I'm getting a Polynesian symbol tattooed on my forearm. I've been coming to this studio since my 18th birthday two years ago to get tattoos from M. It's a hot summer day, and the window in our room on the first floor is open.
Suddenly, Spirit whispers in my ear: “You can do that without a machine.”
“What?” I ask inwardly.
“Tattooing, of course. Don't you remember? We did it so often. But back then you had a different body.”
I think about it. I read somewhere that prisoners tattoo themselves with indian ink. There's a stationery store on my way home, and I should have sewing needles lying around somewhere.
As I'm already forming my plan, Spirit whispers again: “And everything that someone walking down the street thinks when they hear the whirring of the machine goes into your tattoo.”
I think about it. Energy follows attention. So that makes perfect sense.
“Can we close the window, please?” I ask M. He shrugs his shoulders and does as I ask.
Back home, equipped with fresh sewing needles and indian ink, I sit down. Didn't it say that you should wrap a thread around the needle because sewing needles are not made to hold ink?

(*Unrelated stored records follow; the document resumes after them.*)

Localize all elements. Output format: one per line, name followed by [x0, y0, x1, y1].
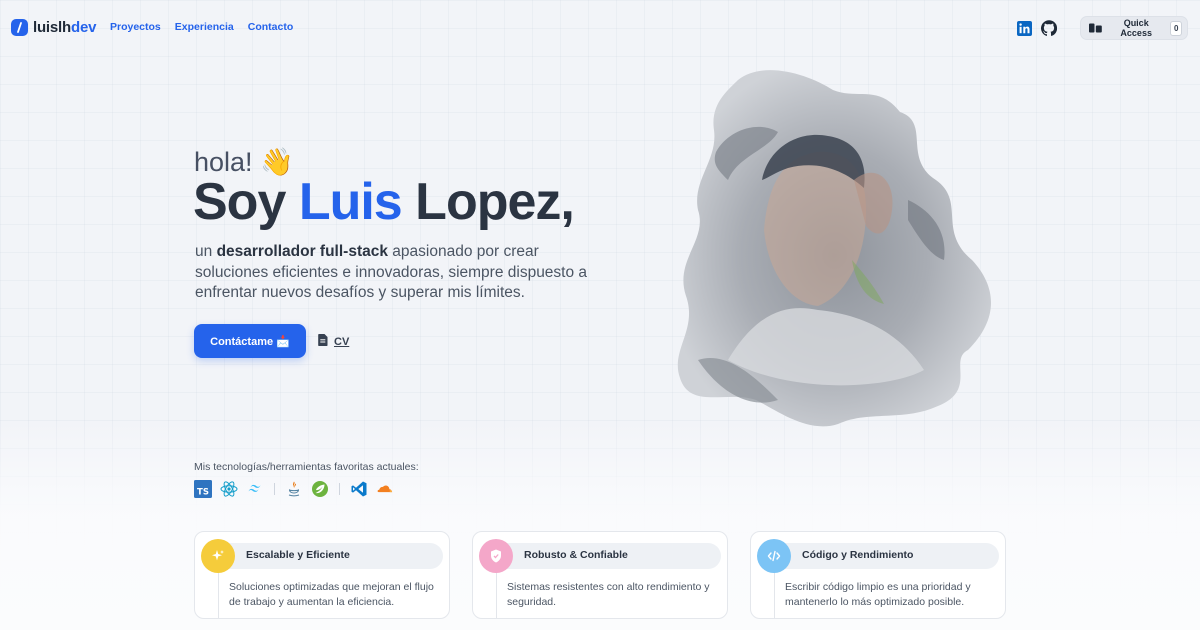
cloudflare-icon [376, 480, 394, 498]
shortcut-key: 0 [1170, 20, 1182, 36]
java-icon [285, 480, 303, 498]
quick-access-button[interactable]: Quick Access 0 [1080, 16, 1188, 40]
github-icon[interactable] [1041, 20, 1057, 36]
document-icon [318, 334, 328, 349]
code-icon [757, 539, 791, 573]
card-title: Escalable y Eficiente [246, 549, 350, 561]
card-title: Robusto & Confiable [524, 549, 628, 561]
vscode-icon [350, 480, 368, 498]
react-icon [220, 480, 238, 498]
tech-icons: TS [194, 480, 394, 498]
profile-photo [668, 60, 1008, 432]
tailwind-icon [246, 480, 264, 498]
spring-icon [311, 480, 329, 498]
nav-experiencia[interactable]: Experiencia [175, 21, 234, 33]
page-title: Soy Luis Lopez, [193, 173, 575, 231]
site-header: luislhdev Proyectos Experiencia Contacto… [0, 0, 1200, 56]
shield-icon [479, 539, 513, 573]
tech-label: Mis tecnologías/herramientas favoritas a… [194, 461, 419, 473]
feature-card-code: Código y Rendimiento Escribir código lim… [750, 531, 1006, 619]
logo[interactable]: luislhdev [11, 19, 96, 36]
card-text: Escribir código limpio es una prioridad … [785, 581, 971, 608]
cv-label: CV [334, 335, 350, 348]
nav-contacto[interactable]: Contacto [248, 21, 294, 33]
command-icon [1089, 21, 1102, 36]
nav-proyectos[interactable]: Proyectos [110, 21, 161, 33]
svg-text:TS: TS [197, 488, 209, 498]
separator [339, 483, 340, 495]
feature-card-scalable: Escalable y Eficiente Soluciones optimiz… [194, 531, 450, 619]
typescript-icon: TS [194, 480, 212, 498]
feature-card-robust: Robusto & Confiable Sistemas resistentes… [472, 531, 728, 619]
card-text: Soluciones optimizadas que mejoran el fl… [229, 581, 434, 608]
bio-text: un desarrollador full-stack apasionado p… [195, 243, 588, 301]
logo-text: luislhdev [33, 19, 97, 36]
logo-mark-icon [11, 19, 28, 36]
linkedin-icon[interactable] [1016, 20, 1032, 36]
divider [774, 572, 775, 618]
separator [274, 483, 275, 495]
divider [496, 572, 497, 618]
main-nav: Proyectos Experiencia Contacto [110, 21, 293, 33]
quick-access-label: Quick Access [1120, 18, 1152, 38]
sparkle-icon [201, 539, 235, 573]
cv-button[interactable]: CV [318, 334, 349, 349]
card-title: Código y Rendimiento [802, 549, 914, 561]
contact-button[interactable]: Contáctame 📩 [194, 324, 306, 358]
divider [218, 572, 219, 618]
card-text: Sistemas resistentes con alto rendimient… [507, 581, 710, 608]
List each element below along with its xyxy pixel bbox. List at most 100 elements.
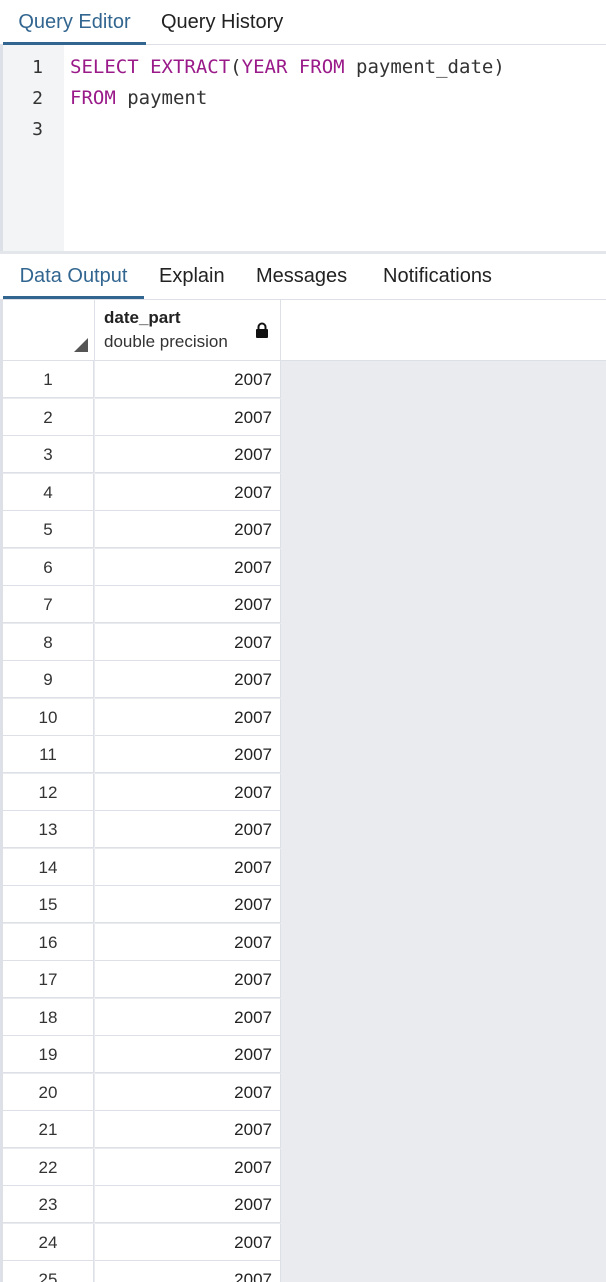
row-number[interactable]: 22 (3, 1149, 94, 1186)
cell-date-part[interactable]: 2007 (95, 511, 281, 548)
row-number[interactable]: 2 (3, 399, 94, 436)
keyword: EXTRACT (150, 56, 231, 78)
cell-date-part[interactable]: 2007 (95, 1111, 281, 1148)
table-row[interactable]: 25 2007 (0, 1261, 281, 1282)
row-number[interactable]: 18 (3, 999, 94, 1036)
table-row[interactable]: 20 2007 (0, 1074, 281, 1111)
table-row[interactable]: 9 2007 (0, 661, 281, 698)
table-row[interactable]: 18 2007 (0, 999, 281, 1036)
table-row[interactable]: 3 2007 (0, 436, 281, 473)
table-row[interactable]: 14 2007 (0, 849, 281, 886)
cell-date-part[interactable]: 2007 (95, 1261, 281, 1282)
table-row[interactable]: 19 2007 (0, 1036, 281, 1073)
cell-date-part[interactable]: 2007 (95, 661, 281, 698)
row-number[interactable]: 19 (3, 1036, 94, 1073)
cell-date-part[interactable]: 2007 (95, 474, 281, 511)
line-number: 3 (32, 119, 43, 140)
table-row[interactable]: 12 2007 (0, 774, 281, 811)
query-editor[interactable]: 1 2 3 SELECT EXTRACT(YEAR FROM payment_d… (0, 45, 606, 251)
table-row[interactable]: 15 2007 (0, 886, 281, 923)
cell-date-part[interactable]: 2007 (95, 586, 281, 623)
row-number[interactable]: 3 (3, 436, 94, 473)
table-row[interactable]: 24 2007 (0, 1224, 281, 1261)
cell-date-part[interactable]: 2007 (95, 961, 281, 998)
grid-left-border (0, 300, 3, 1282)
column-header-date-part[interactable]: date_part double precision (95, 300, 281, 360)
line-number: 1 (32, 57, 43, 78)
tab-notifications[interactable]: Notifications (383, 254, 492, 296)
row-number[interactable]: 8 (3, 624, 94, 661)
keyword: FROM (298, 56, 345, 78)
table-row[interactable]: 13 2007 (0, 811, 281, 848)
row-number[interactable]: 11 (3, 736, 94, 773)
row-number[interactable]: 1 (3, 361, 94, 398)
tab-query-editor[interactable]: Query Editor (3, 0, 146, 45)
cell-date-part[interactable]: 2007 (95, 436, 281, 473)
table-row[interactable]: 4 2007 (0, 474, 281, 511)
table-row[interactable]: 2 2007 (0, 399, 281, 436)
cell-date-part[interactable]: 2007 (95, 886, 281, 923)
tab-explain[interactable]: Explain (159, 254, 225, 296)
row-number[interactable]: 10 (3, 699, 94, 736)
editor-tabbar: Query Editor Query History (0, 0, 606, 45)
row-number[interactable]: 14 (3, 849, 94, 886)
cell-date-part[interactable]: 2007 (95, 699, 281, 736)
table-row[interactable]: 6 2007 (0, 549, 281, 586)
cell-date-part[interactable]: 2007 (95, 399, 281, 436)
row-number[interactable]: 24 (3, 1224, 94, 1261)
cell-date-part[interactable]: 2007 (95, 1074, 281, 1111)
table-row[interactable]: 22 2007 (0, 1149, 281, 1186)
row-number[interactable]: 5 (3, 511, 94, 548)
row-number[interactable]: 23 (3, 1186, 94, 1223)
row-number[interactable]: 7 (3, 586, 94, 623)
code-text: payment_date) (344, 56, 505, 78)
tab-messages[interactable]: Messages (256, 254, 347, 296)
cell-date-part[interactable]: 2007 (95, 924, 281, 961)
cell-date-part[interactable]: 2007 (95, 1224, 281, 1261)
cell-date-part[interactable]: 2007 (95, 1036, 281, 1073)
row-number[interactable]: 9 (3, 661, 94, 698)
cell-date-part[interactable]: 2007 (95, 999, 281, 1036)
row-number[interactable]: 17 (3, 961, 94, 998)
table-row[interactable]: 7 2007 (0, 586, 281, 623)
table-row[interactable]: 21 2007 (0, 1111, 281, 1148)
output-tabbar: Data Output Explain Messages Notificatio… (0, 254, 606, 300)
table-row[interactable]: 5 2007 (0, 511, 281, 548)
cell-date-part[interactable]: 2007 (95, 774, 281, 811)
row-number[interactable]: 4 (3, 474, 94, 511)
cell-date-part[interactable]: 2007 (95, 1149, 281, 1186)
cell-date-part[interactable]: 2007 (95, 736, 281, 773)
row-number[interactable]: 6 (3, 549, 94, 586)
table-row[interactable]: 8 2007 (0, 624, 281, 661)
select-all-corner[interactable] (3, 300, 95, 360)
row-number[interactable]: 25 (3, 1261, 94, 1282)
tab-query-history[interactable]: Query History (161, 0, 283, 42)
row-number[interactable]: 13 (3, 811, 94, 848)
table-row[interactable]: 16 2007 (0, 924, 281, 961)
cell-date-part[interactable]: 2007 (95, 1186, 281, 1223)
table-row[interactable]: 17 2007 (0, 961, 281, 998)
row-number[interactable]: 12 (3, 774, 94, 811)
cell-date-part[interactable]: 2007 (95, 624, 281, 661)
row-number[interactable]: 16 (3, 924, 94, 961)
cell-date-part[interactable]: 2007 (95, 849, 281, 886)
tab-data-output[interactable]: Data Output (3, 254, 144, 299)
row-number[interactable]: 20 (3, 1074, 94, 1111)
cell-date-part[interactable]: 2007 (95, 549, 281, 586)
keyword: SELECT (70, 56, 139, 78)
table-row[interactable]: 11 2007 (0, 736, 281, 773)
keyword: YEAR (241, 56, 288, 78)
table-row[interactable]: 10 2007 (0, 699, 281, 736)
row-number[interactable]: 21 (3, 1111, 94, 1148)
code-line-2[interactable]: FROM payment (70, 87, 207, 109)
code-line-1[interactable]: SELECT EXTRACT(YEAR FROM payment_date) (70, 56, 505, 78)
line-gutter: 1 2 3 (3, 45, 64, 251)
grid-header: date_part double precision (0, 300, 606, 361)
table-row[interactable]: 23 2007 (0, 1186, 281, 1223)
code-text: ( (230, 56, 242, 78)
table-row[interactable]: 1 2007 (0, 361, 281, 398)
cell-date-part[interactable]: 2007 (95, 361, 281, 398)
row-number[interactable]: 15 (3, 886, 94, 923)
cell-date-part[interactable]: 2007 (95, 811, 281, 848)
column-name: date_part (104, 308, 181, 327)
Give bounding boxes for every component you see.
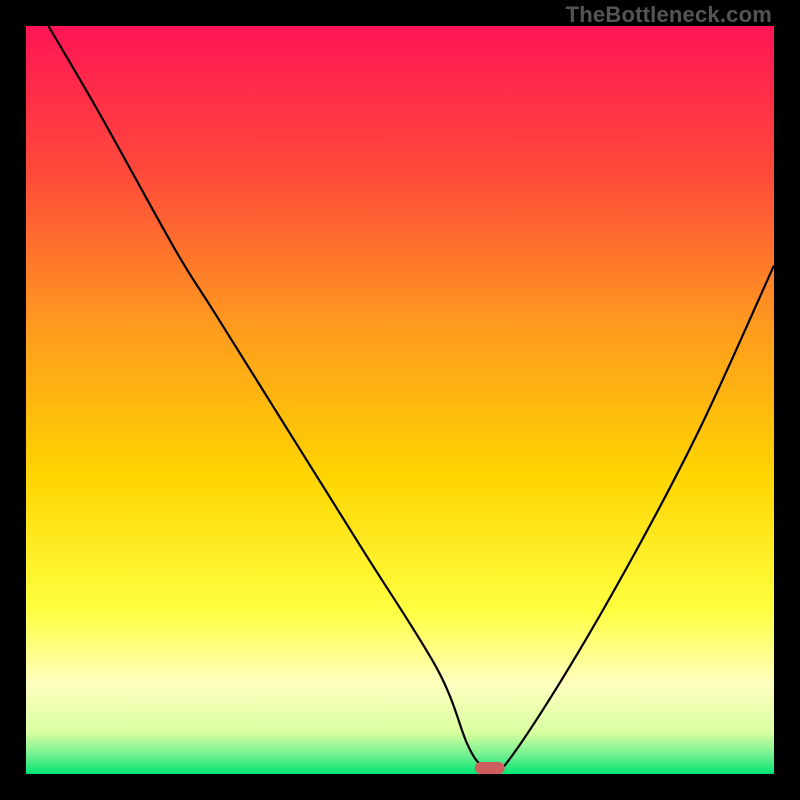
chart-frame — [26, 26, 774, 774]
watermark-text: TheBottleneck.com — [566, 2, 772, 28]
bottleneck-curve — [26, 26, 774, 774]
optimum-marker — [475, 762, 505, 774]
plot-area — [26, 26, 774, 774]
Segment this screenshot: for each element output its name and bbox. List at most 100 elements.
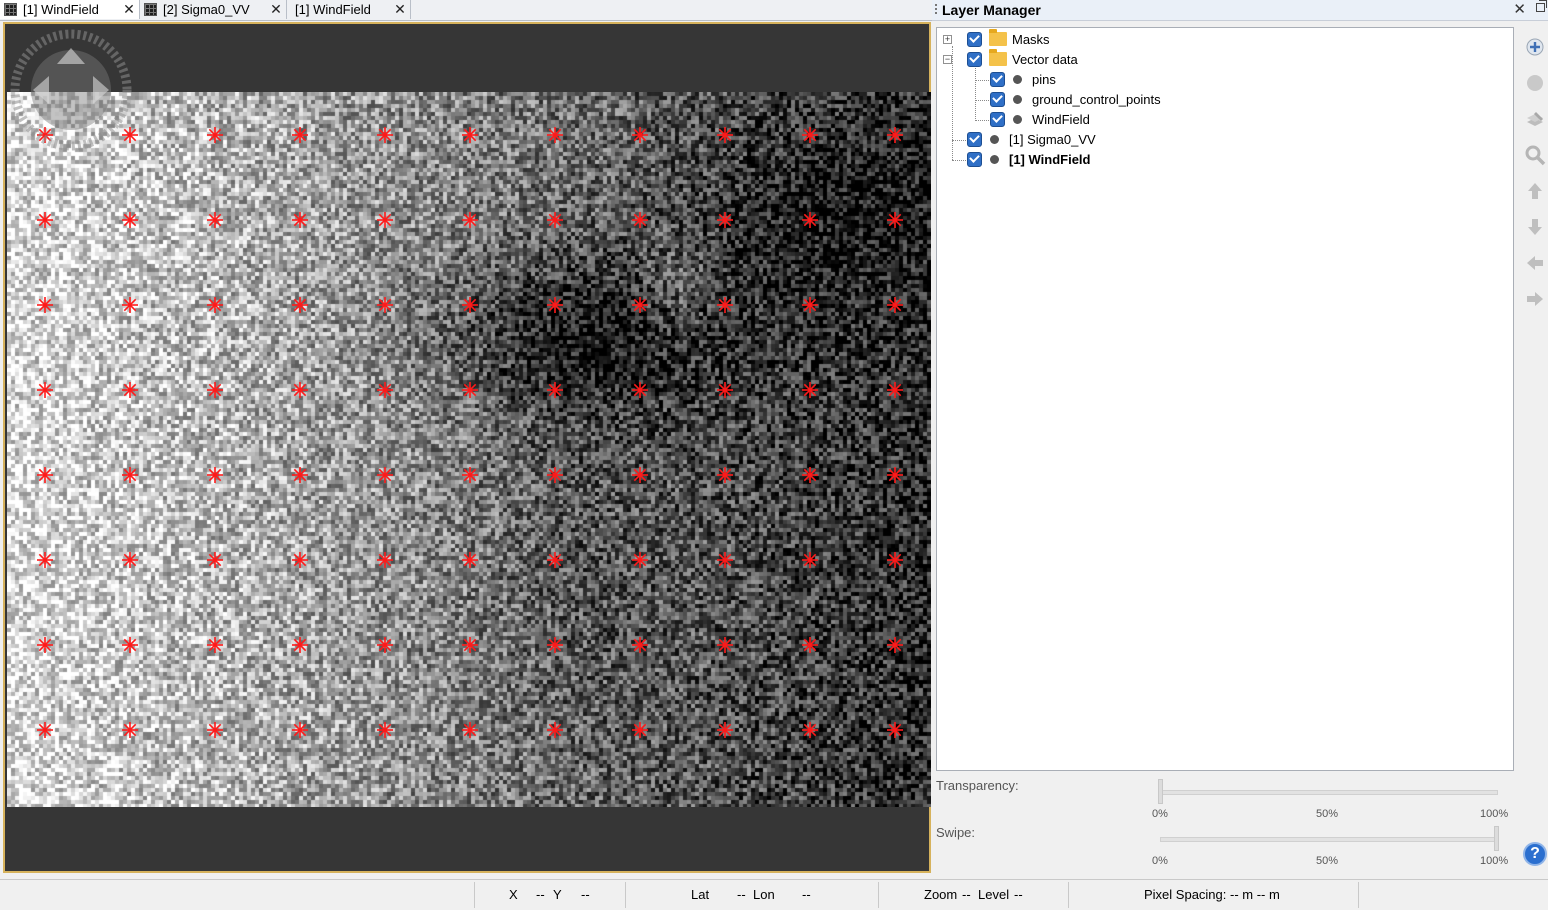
checkbox[interactable]	[990, 91, 1005, 107]
help-button[interactable]: ?	[1523, 842, 1547, 866]
wind-marker	[207, 722, 223, 738]
wind-marker	[547, 637, 563, 653]
grip-icon[interactable]	[935, 4, 937, 16]
wind-marker	[802, 552, 818, 568]
expand-icon[interactable]: +	[943, 35, 952, 44]
wind-marker	[802, 637, 818, 653]
move-down-icon	[1528, 219, 1542, 235]
wind-marker	[122, 637, 138, 653]
add-layer-button[interactable]	[1522, 34, 1548, 60]
close-icon[interactable]: ✕	[392, 1, 408, 18]
layer-item-ground-control-points[interactable]: ground_control_points	[990, 89, 1161, 109]
move-right-button[interactable]	[1522, 286, 1548, 312]
close-icon[interactable]: ✕	[1513, 0, 1526, 20]
raster-layer-icon	[990, 154, 999, 164]
wind-marker	[802, 127, 818, 143]
layer-tree[interactable]: + − Masks Vector data pins ground_contro…	[936, 27, 1514, 771]
wind-marker	[207, 127, 223, 143]
checkbox[interactable]	[990, 71, 1005, 87]
add-layer-icon	[1526, 38, 1544, 56]
image-view[interactable]	[3, 22, 931, 873]
layer-item-pins[interactable]: pins	[990, 69, 1056, 89]
close-icon[interactable]: ✕	[121, 1, 137, 18]
help-icon: ?	[1530, 845, 1540, 862]
move-left-button[interactable]	[1522, 250, 1548, 276]
navigation-control-icon[interactable]	[9, 28, 133, 152]
layer-item-windfield-raster[interactable]: [1] WindField	[967, 149, 1091, 169]
wind-marker	[802, 212, 818, 228]
wind-marker	[207, 637, 223, 653]
y-value: --	[581, 887, 590, 902]
lon-label: Lon	[753, 887, 775, 902]
wind-marker	[207, 212, 223, 228]
collapse-icon[interactable]: −	[943, 55, 952, 64]
wind-marker	[547, 552, 563, 568]
wind-marker	[122, 467, 138, 483]
lat-label: Lat	[691, 887, 710, 902]
tab-windfield-2[interactable]: [1] WindField ✕	[287, 0, 411, 19]
wind-marker	[717, 467, 733, 483]
wind-marker	[377, 552, 393, 568]
wind-marker	[887, 552, 903, 568]
wind-marker	[292, 382, 308, 398]
tick-label: 0%	[1152, 855, 1168, 867]
restore-window-icon[interactable]	[1536, 0, 1547, 12]
transparency-slider-track[interactable]	[1160, 790, 1498, 795]
layer-item-masks[interactable]: Masks	[967, 29, 1050, 49]
wind-marker	[377, 382, 393, 398]
wind-marker	[632, 297, 648, 313]
wind-marker	[547, 212, 563, 228]
image-view-icon	[144, 3, 157, 16]
status-separator	[1358, 882, 1359, 908]
tab-windfield-1[interactable]: [1] WindField ✕	[0, 0, 140, 19]
tree-connector	[975, 66, 976, 121]
move-down-button[interactable]	[1522, 214, 1548, 240]
tab-sigma0-vv[interactable]: [2] Sigma0_VV ✕	[140, 0, 287, 19]
wind-marker	[292, 467, 308, 483]
layer-label: WindField	[1032, 111, 1090, 127]
checkbox[interactable]	[990, 111, 1005, 127]
swipe-label: Swipe:	[936, 825, 976, 840]
wind-vector-markers	[37, 127, 903, 738]
layer-label: [1] Sigma0_VV	[1009, 131, 1096, 147]
move-up-button[interactable]	[1522, 178, 1548, 204]
checkbox[interactable]	[967, 31, 982, 47]
zoom-to-layer-icon	[1525, 145, 1546, 166]
zoom-to-layer-button[interactable]	[1522, 142, 1548, 168]
wind-marker	[122, 297, 138, 313]
swipe-slider-track[interactable]	[1160, 837, 1498, 842]
checkbox[interactable]	[967, 131, 982, 147]
layer-item-vector-data[interactable]: Vector data	[967, 49, 1078, 69]
layer-item-sigma0-vv[interactable]: [1] Sigma0_VV	[967, 129, 1096, 149]
wind-marker	[802, 297, 818, 313]
wind-marker	[887, 382, 903, 398]
tab-label: [1] WindField	[295, 2, 371, 17]
wind-marker	[717, 722, 733, 738]
checkbox[interactable]	[967, 151, 982, 167]
wind-marker	[207, 552, 223, 568]
wind-marker	[462, 382, 478, 398]
lon-value: --	[802, 887, 811, 902]
wind-marker	[37, 552, 53, 568]
wind-marker	[547, 722, 563, 738]
swipe-slider-thumb[interactable]	[1494, 826, 1499, 851]
lat-value: --	[737, 887, 746, 902]
wind-marker	[632, 127, 648, 143]
move-up-icon	[1528, 183, 1542, 199]
wind-marker	[547, 127, 563, 143]
status-separator	[474, 882, 475, 908]
checkbox[interactable]	[967, 51, 982, 67]
layer-item-windfield-vector[interactable]: WindField	[990, 109, 1090, 129]
level-label: Level	[978, 887, 1010, 902]
wind-marker	[887, 297, 903, 313]
close-icon[interactable]: ✕	[268, 1, 284, 18]
wind-marker	[632, 552, 648, 568]
wind-marker	[292, 127, 308, 143]
wind-marker	[37, 637, 53, 653]
tree-connector	[952, 46, 953, 160]
layer-manager-title: Layer Manager	[942, 2, 1041, 18]
status-separator	[625, 882, 626, 908]
transparency-slider-thumb[interactable]	[1158, 779, 1163, 804]
remove-layer-button[interactable]	[1522, 70, 1548, 96]
layer-editor-button[interactable]	[1522, 106, 1548, 132]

Yes, that makes it easier.
Typical young Dada, I don't bother to engrave a motif. I want to create small, fine lines – practice.
A short time later, I get the tip to ask Pullmann if they can supply me with real tattoo supplies (at that time, only studios were allowed to buy them), and from then on, thanks to their generosity, I work with “real” tattoo needles and ink.
Five years of self-study pass before I meet my human handpoke tattoo mentor in India and book an apprenticeship with him.
Only to hear words from him that somehow sound really familiar:
“You can do that already. Don't you remember, we did this together many times. We just had different bodies back then.”
To this day, I proudly wear those first practice lines from 2008 on my left forearm. They are neither very straight nor very black (it's indian ink, after all). But they remind me of one of the moments that would change my life forever.